The recent decision by the Manhattan District Attorney’s Office not to retry Steven H. Davis, the former Chairman of Dewey & LeBoef, the once-prominent New York law firm that collapsed in bankruptcy in 2012 sheds new light on the difficulty of securing a convictions of individuals allegedly involved in complex frauds.

The New York District Attorney’s Office was unable to secure conviction on 93 charges against three men, including Mr. Davis, after 21 days of deliberation. The trial judge declared a deadlock after the jury earlier acquitted the men on 58 charges.

According to the New York Times, in interviews conducted after the trial, jurors told reporters and the lawyer involved in the case that the prosecutors presented too many charges against the defendants and the case was too complex.
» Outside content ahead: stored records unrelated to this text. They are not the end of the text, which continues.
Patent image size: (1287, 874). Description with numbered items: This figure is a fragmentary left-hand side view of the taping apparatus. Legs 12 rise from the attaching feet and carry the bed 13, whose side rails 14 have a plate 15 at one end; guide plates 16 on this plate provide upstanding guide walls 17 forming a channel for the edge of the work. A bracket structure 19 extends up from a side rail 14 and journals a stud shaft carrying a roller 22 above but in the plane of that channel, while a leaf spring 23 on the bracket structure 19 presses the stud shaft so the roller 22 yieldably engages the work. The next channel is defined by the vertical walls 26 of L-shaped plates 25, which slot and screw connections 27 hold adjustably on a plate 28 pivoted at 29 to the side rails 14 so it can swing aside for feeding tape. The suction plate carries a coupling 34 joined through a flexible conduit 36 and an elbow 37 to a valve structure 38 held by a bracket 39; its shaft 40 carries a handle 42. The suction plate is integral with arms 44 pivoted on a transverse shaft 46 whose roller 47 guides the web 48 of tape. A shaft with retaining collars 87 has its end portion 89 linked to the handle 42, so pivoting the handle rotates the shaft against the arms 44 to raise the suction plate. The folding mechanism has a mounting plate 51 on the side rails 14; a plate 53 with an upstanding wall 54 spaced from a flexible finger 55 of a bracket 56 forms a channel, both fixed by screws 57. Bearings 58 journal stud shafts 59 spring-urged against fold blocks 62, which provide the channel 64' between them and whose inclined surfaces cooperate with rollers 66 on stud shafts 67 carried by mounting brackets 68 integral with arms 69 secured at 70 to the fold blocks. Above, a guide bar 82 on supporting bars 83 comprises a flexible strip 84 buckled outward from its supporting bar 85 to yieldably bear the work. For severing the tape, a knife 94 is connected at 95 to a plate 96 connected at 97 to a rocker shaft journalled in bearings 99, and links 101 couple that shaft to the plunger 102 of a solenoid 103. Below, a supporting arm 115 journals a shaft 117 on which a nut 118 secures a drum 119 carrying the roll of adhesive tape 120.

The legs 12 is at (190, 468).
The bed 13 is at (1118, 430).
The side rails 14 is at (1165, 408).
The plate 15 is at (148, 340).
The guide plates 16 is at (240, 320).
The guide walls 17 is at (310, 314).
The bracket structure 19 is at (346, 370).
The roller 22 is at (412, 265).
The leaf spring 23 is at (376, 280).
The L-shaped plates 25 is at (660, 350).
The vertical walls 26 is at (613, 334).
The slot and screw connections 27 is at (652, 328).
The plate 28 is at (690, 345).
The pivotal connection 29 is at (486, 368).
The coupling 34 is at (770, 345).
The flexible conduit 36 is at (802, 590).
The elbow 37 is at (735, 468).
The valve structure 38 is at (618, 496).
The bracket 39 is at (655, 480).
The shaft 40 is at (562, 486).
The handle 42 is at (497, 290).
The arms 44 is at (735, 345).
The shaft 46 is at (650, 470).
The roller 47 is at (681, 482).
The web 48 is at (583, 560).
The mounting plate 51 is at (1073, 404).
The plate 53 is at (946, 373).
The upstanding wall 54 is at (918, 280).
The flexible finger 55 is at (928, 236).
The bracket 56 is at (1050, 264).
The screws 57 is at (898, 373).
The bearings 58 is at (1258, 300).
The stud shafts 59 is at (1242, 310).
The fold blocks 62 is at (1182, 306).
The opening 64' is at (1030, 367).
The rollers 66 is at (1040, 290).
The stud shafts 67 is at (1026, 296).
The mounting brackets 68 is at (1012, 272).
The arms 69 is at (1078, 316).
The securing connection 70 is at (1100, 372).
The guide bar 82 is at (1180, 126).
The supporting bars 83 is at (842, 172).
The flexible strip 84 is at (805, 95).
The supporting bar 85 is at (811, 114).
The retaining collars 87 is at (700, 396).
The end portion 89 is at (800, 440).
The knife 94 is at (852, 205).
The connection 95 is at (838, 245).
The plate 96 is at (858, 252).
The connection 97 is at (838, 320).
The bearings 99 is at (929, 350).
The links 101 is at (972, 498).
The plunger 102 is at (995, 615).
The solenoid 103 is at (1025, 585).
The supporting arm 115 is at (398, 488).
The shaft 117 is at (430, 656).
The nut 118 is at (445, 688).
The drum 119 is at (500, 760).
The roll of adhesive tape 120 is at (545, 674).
Read more at New York Times Article

The reality is that mistrials are nothing new in white-collar cases. These cases are often complicated civil disputes malformed into criminal cases. In New York State alone there were several white-collar cases ending in acquittals or mistrials in the middle of the year. According to Big Law Business:

In June, a jury acquitted two senior executives of Abacus Bank, a small lender based in Chinatown, of larceny and mortgage-fraud charges. In July, a state judge overturned a guilty verdict Vance’s prosecutors won against Sergey Aleynikov, a former Goldman Sachs Group Inc. programmer accused of stealing code, ruling that state law didn’t outlaw Aleynikov’s conduct. Vance initiated the case after a U.S. appeals court reversed a federal conviction. He’s appealing the state judge’s decision.

Read more at Bloomberg Press Article There are a lot of arguments that can be made as to why these cases ended in acquittal or mistrials. However, it seems clear that at the foundation of each of theses cases the Government overreached.  I also can’t help but think about the strong American belief that the criminal law must be so clear that a potential defendant can be running and still understand it.